Hürriyet'in AKP camiasını iyi tanımakla bilinen Haftasonu eki yazarı, Davutoğlu'nun "her sorunu çözen siyaset adamı" kıvamında dolaşmasının partide rahatsızlık yaratmaya başladığını yazması üzerine, ben de bir süredir bana ulaşan kuvvetli duyumlara değinmeden edemeyeceğim.

Davutoğlu'nun, AB konularına el atmasının zaman zaman Bağış'ta rahatsızlık yarattığı, ikisinin arasında soğuk rüzgârlar estiğine dair duyumlar var. Aslında Davutoğlu'nun AB konularına ilgisiz kalmadığını vurgulamaya özen göstermesinde yanlış bir şey yok. Tersine, özellikle "Türkiye AB'den uzaklaşıyor" şeklinde bir izlenimin oluşmaması açısından önemli. Ancak anladığım kadarıyla Bağış, Davutoğlu'nun doğrudan kendi alanına giren konulara karışmasına tepkili.

Bunları duyunca insan AB ile ilişkilerde büyük bir hareketlilik var, reform süreci ivme kazanıyor zanneder. Soğuk rüzgârların, içerikli bir konudan değil de "Brüksel'e önce sen mi gidecen yoksa ben mi gidecem" şeklinde protokoler ziyaretlerle ilgili görüş ayrılığından kaynaklanmış olma ihtimali de yüksek.

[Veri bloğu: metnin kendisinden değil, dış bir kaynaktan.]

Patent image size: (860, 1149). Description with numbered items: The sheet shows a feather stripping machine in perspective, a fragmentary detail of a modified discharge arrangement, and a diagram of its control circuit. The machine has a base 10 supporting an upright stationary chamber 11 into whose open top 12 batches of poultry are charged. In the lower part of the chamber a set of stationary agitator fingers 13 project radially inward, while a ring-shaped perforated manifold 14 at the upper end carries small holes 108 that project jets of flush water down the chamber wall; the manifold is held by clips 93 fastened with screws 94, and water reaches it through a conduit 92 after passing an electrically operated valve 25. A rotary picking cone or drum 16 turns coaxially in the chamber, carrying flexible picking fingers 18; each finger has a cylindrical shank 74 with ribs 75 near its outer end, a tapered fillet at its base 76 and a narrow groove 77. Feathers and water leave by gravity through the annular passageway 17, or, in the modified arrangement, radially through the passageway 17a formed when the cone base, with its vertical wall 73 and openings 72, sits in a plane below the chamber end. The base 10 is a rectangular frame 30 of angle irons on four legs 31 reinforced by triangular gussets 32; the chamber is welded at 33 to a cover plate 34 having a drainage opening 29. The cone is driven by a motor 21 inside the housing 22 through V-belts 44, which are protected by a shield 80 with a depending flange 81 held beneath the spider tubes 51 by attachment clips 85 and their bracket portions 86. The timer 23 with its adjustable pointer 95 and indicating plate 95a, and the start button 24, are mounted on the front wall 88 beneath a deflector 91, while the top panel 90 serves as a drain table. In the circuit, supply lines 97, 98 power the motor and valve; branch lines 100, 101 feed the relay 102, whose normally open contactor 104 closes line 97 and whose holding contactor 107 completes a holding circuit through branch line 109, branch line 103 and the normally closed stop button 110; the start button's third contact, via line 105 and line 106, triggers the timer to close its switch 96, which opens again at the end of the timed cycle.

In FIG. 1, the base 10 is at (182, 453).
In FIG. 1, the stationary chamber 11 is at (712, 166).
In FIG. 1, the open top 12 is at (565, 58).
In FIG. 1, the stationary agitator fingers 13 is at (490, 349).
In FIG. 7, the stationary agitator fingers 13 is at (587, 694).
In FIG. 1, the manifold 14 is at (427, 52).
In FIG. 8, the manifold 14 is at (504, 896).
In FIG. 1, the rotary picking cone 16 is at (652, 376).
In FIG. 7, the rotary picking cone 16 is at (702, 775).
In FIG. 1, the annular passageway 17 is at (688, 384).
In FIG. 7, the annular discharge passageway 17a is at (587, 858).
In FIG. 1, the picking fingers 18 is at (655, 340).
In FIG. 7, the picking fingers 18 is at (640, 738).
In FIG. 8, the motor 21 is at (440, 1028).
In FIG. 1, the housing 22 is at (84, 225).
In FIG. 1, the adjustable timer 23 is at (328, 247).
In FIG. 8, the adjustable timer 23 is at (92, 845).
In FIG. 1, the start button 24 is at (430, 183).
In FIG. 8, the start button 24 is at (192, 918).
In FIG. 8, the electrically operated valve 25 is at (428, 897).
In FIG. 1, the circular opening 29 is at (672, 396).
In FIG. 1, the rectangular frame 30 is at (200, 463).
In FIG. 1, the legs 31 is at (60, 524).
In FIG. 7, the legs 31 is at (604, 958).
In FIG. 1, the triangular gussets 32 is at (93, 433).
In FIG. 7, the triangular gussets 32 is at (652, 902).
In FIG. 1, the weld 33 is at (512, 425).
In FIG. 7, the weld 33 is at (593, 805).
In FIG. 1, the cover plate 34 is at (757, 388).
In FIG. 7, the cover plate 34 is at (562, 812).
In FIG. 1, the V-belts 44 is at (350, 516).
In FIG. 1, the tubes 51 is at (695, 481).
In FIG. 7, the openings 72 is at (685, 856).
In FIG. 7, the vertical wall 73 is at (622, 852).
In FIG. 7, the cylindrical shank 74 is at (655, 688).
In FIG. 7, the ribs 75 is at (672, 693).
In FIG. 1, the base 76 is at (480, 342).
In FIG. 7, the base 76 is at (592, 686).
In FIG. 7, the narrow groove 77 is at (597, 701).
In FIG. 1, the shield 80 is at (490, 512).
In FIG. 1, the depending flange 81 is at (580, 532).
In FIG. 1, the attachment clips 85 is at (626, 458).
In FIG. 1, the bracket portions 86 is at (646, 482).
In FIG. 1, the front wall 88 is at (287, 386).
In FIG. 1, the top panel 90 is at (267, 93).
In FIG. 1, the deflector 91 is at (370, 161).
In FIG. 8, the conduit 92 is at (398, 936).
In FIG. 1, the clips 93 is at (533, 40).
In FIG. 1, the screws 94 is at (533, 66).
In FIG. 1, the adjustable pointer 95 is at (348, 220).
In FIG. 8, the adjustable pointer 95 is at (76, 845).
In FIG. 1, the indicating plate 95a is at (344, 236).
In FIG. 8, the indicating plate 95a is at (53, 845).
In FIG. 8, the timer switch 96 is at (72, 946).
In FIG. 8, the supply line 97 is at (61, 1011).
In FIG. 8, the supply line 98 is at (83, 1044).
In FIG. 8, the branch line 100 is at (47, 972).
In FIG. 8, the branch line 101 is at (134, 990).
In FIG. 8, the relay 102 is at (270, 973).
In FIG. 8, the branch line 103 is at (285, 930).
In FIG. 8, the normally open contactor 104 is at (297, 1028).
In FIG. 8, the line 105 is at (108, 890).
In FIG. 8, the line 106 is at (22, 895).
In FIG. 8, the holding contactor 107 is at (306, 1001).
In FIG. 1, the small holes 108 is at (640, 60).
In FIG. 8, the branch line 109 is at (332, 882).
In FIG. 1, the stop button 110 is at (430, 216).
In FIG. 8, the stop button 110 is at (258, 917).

Ortadoğu'da, geçen günlerde Irak'la yapılan önümüzdeki günlerde de Suriye ile yapılacak karşılıklı olarak onar bakanın buluşma toplantısını içinden somut bir şey çıkmasa da kamuoyunun gözünü boyamak için kullanabilirsiniz. Avrupa'da ise sırf bir-iki ziyaret, reform sürecine verilen önem için ikna edici olmaz.

Sorun şu ki, ne hükümet reform sürecini hızlandırmakta samimi ne de AB bu konuda ısrarcı. Alan razı veren razı. Geriye, "Sen mi gittin ben mi gittim" tartışması kalıyor.